With the broader adoption of message brokers like Apache Kafka as well as distributed, message-sending architectures, the need for tools which can process vast amounts of data quickly became critical. To fill this need, we have several competing products, including Spark Streaming. In this talk, we will understand the use cases for stream processing and how Spark's concept of distributed batch processing reduces down to micro batches in the streaming case. We will understand the two streaming models for Spark, DStreams and Structured Streaming with DataFrames, and will see examples of streaming applications in Scala and F#.
ADDITIONAL MEDIA
No recordings or additional media are available for this talk.
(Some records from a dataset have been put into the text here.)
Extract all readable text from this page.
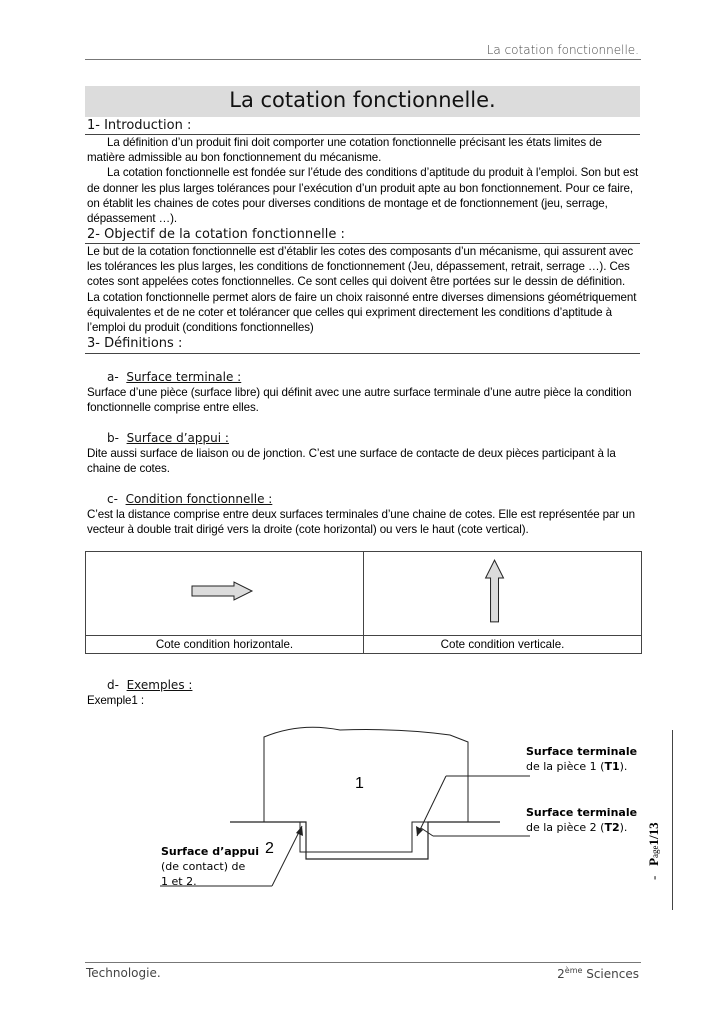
La cotation fonctionnelle.
La cotation fonctionnelle.
1- Introduction :

La définition d’un produit fini doit comporter une cotation fonctionnelle précisant les états limites de matière admissible au bon fonctionnement du mécanisme.

La cotation fonctionnelle est fondée sur l’étude des conditions d’aptitude du produit à l’emploi. Son but est de donner les plus larges tolérances pour l’exécution d’un produit apte au bon fonctionnement. Pour ce faire, on établit les chaines de cotes pour diverses conditions de montage et de fonctionnement (jeu, serrage, dépassement …).

2- Objectif de la cotation fonctionnelle :

Le but de la cotation fonctionnelle est d’établir les cotes des composants d’un mécanisme, qui assurent avec les tolérances les plus larges, les conditions de fonctionnement (Jeu, dépassement, retrait, serrage …). Ces cotes sont appelées cotes fonctionnelles. Ce sont celles qui doivent être portées sur le dessin de définition.

La cotation fonctionnelle permet alors de faire un choix raisonné entre diverses dimensions géométriquement équivalentes et de ne coter et tolérancer que celles qui expriment directement les conditions d’aptitude à l’emploi du produit (conditions fonctionnelles)

3- Définitions :
a- Surface terminale :
Surface d’une pièce (surface libre) qui définit avec une autre surface terminale d’une autre pièce la condition fonctionnelle comprise entre elles.
b- Surface d’appui :
Dite aussi surface de liaison ou de jonction. C’est une surface de contacte de deux pièces participant à la chaine de cotes.
c- Condition fonctionnelle :
C’est la distance comprise entre deux surfaces terminales d’une chaine de cotes. Elle est représentée par un vecteur à double trait dirigé vers la droite (cote horizontal) ou vers le haut (cote vertical).

Cote condition horizontale.	Cote condition verticale.
d- Exemples :
Exemple1 :
1
2
Surface terminale
de la pièce 1 (T1).
Surface terminale
de la pièce 2 (T2).
Surface d’appui
(de contact) de
1 et 2.	-   Page1/13
Technologie.	2ème Sciences
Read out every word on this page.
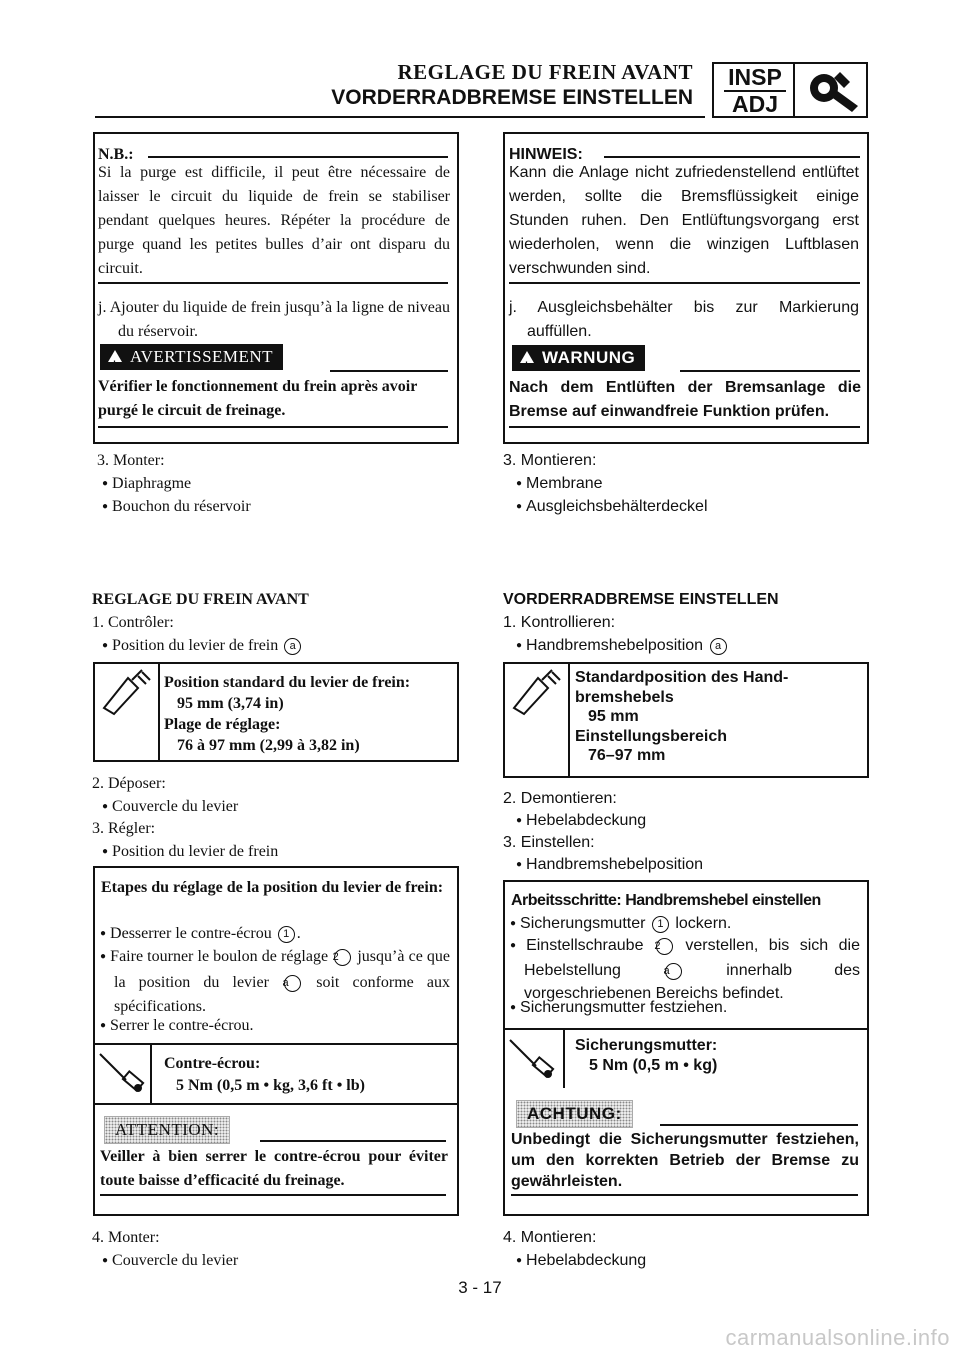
REGLAGE DU FREIN AVANT
VORDERRADBREMSE EINSTELLEN
INSP
ADJ
N.B.:
Si la purge est difficile, il peut être nécessaire de laisser le circuit du liquide de frein se stabiliser pendant quelques heures. Répéter la procédure de purge quand les petites bulles d’air ont disparu du circuit.
j. Ajouter du liquide de frein jusqu’à la ligne de niveau du réservoir.
!AVERTISSEMENT
Vérifier le fonctionnement du frein après avoir purgé le circuit de freinage.
3. Monter:
● Diaphragme
● Bouchon du réservoir
REGLAGE DU FREIN AVANT
1. Contrôler:
● Position du levier de frein a
Position standard du levier de frein:
95 mm (3,74 in)
Plage de réglage:
76 à 97 mm (2,99 à 3,82 in)
2. Déposer:
● Couvercle du levier
3. Régler:
● Position du levier de frein
Etapes du réglage de la position du levier de frein:
● Desserrer le contre-écrou 1 .
● Faire tourner le boulon de réglage 2 jusqu’à ce que la position du levier a soit conforme aux spécifications.
● Serrer le contre-écrou.
Contre-écrou:
5 Nm (0,5 m • kg, 3,6 ft • lb)
ATTENTION:
Veiller à bien serrer le contre-écrou pour éviter toute baisse d’efficacité du freinage.
4. Monter:
● Couvercle du levier
HINWEIS:
Kann die Anlage nicht zufriedenstellend entlüftet werden, sollte die Bremsflüssigkeit einige Stunden ruhen. Den Entlüftungsvorgang erst wiederholen, wenn die winzigen Luftblasen verschwunden sind.
j. Ausgleichsbehälter bis zur Markierung auffüllen.
!WARNUNG
Nach dem Entlüften der Bremsanlage die Bremse auf einwandfreie Funktion prüfen.
3. Montieren:
● Membrane
● Ausgleichsbehälterdeckel
VORDERRADBREMSE EINSTELLEN
1. Kontrollieren:
● Handbremshebelposition a
Standardposition des Hand-
bremshebels
95 mm
Einstellungsbereich
76–97 mm
2. Demontieren:
● Hebelabdeckung
3. Einstellen:
● Handbremshebelposition
Arbeitsschritte: Handbremshebel einstellen
● Sicherungsmutter 1 lockern.
● Einstellschraube 2 verstellen, bis sich die Hebelstellung	a	innerhalb des vorgeschriebenen Bereichs befindet.
● Sicherungsmutter festziehen.
Sicherungsmutter:
5 Nm (0,5 m • kg)
ACHTUNG:
Unbedingt die Sicherungsmutter festziehen, um den korrekten Betrieb der Bremse zu gewährleisten.
4. Montieren:
● Hebelabdeckung
3 - 17
carmanualsonline.info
Sarfaraz Hussain has a four-part series on Spark Structured Streaming. Part one is an introduction to the topic. Part two covers some of the basics of query structure and checkpointing. Part three introduces the concept of stateful streaming. Part four covers late-arriving data.
Ligh-rain explains the two window types for Spark Streaming: tumbling and sliding. This paper calls sliding windows the same as hopping windows, but there's a minor difference between the two and properly speaking, Spark Streaming is sliding, not hopping.
Microsoft explains different window types. This is specifically for Azure Stream Analytics, so Spark Streaming doesn't support all of these, but it does give you a good idea of the sorts of windows you might find in products.